I met her over by the entrance to the Atlantis Seafood Steakhouse, which seemed like a good place to eat. We were seated at a nice table near a window looking out at what was, let’s face it, a pretty ugly city. We silently scanned the rather expensive menu and soon we seemed to settle on our choices. The waiter came over.
“What would you like to drink?”
Jenny spoke first, “I’ll have a Johnny Walker Black Label dry Rob Roy, straight up. Very dry.”
“And you sir?”
“Hmm, I’ll have Glen and soda on the rocks,” I told him.
The waiter left to give our order to the bar, but returned fairly quickly.
“Are you ready to order?” he asked.
“Yep,” we said in unison.
He then proceeded to go over a few specials, but none of them seemed more appealing to us than the items we had initially picked out.
“What will you have, m’am?”
“Well, to start I’ll have the shrimp cocktail, and the Filet A’la Oscar, and a side of the Bleu cheese, Applewood smoked bacon mashed potatoes,” she told him.
“Very good, how would you like that cooked?” the waiter said.
“Very rare,” Jenny insisted, “Cool in the center.”
“A lady who knows her meat,” the waiter smiled, “And you, sir?”
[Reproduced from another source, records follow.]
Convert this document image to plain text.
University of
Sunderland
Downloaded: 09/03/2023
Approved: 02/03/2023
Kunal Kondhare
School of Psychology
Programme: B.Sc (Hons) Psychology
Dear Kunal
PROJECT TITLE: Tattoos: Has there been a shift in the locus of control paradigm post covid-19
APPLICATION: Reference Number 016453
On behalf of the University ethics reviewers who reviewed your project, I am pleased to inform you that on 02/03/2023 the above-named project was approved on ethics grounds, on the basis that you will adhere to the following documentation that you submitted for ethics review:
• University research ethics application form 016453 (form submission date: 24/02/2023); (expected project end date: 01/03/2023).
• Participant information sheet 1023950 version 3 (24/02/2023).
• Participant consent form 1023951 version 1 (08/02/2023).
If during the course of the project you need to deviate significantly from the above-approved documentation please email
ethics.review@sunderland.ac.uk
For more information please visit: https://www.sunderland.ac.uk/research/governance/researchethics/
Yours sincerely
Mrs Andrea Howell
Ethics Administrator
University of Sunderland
“I’ll have the escargot, the surf and turf, and the same mashed potatoes,” I said with a smile.
“Do you want your steak cooked the same way?” the waiter asked.
“I would like it largely not cooked the same way,” I replied with a chuckle.
“Excellent choices, sir,” the waiter said, also chuckling.
As we went about our meal, which was exceptional, we talked.
“Now that we are sitting down to a nice dinner,” I said, “Would you allow me the temerity to ask what you were upset about, Jenny?”
It was a long story. She got a tad emotional a few times during the telling of it. Basically, she had been married to her high school sweetheart for two years, and she thought it was love. He was a bit of a jerk, but she was willing to put up with it; she had made her bed, and she meant it when she agreed to ‘death do us part’.
That is, until two weeks ago. They had lived in Winnemucca- I guess that is another reason why I recalled this particular story- for a while. Well, two weeks ago her husband had a “business trip”, which was sort of weird because he was barely a manager. But a week later, she received a divorce notice, and a letter explaining that he was going to leave her and marry some woman with more money.
Being as I am with money, this concept didn’t make sense to me. Don’t get me wrong; to somebody who is trying to live a normal life, money is important and useful. But happiness is much more important. A life partner should be, first and foremost, a good person- a compatible person. A loyal person. One who can put up with your faults and foibles. No amount of money can conceal the misery of living with a rotten person, or someone with whom you don’t get along. But I digress.
She had come to Reno because that’s where the letter had been mailed from and had found out that her husband had already left with the bitch. Her divorce was final as of tomorrow. She couldn’t believe her soon to be ex husband had done this to her. I deeply sympathized with her, although I had difficulty condemning the man.
Not that I thought it was an acceptable practice, because I didn’t. I’ve never married, before or since. I have never committed to anyone because of a fear of being tied down to a place. I had run out on people out of fear of that commitment, sometimes without any warning. I loved them, but for me the fear has always been stronger than love. It’s difficult to condemn a practice you do yourself.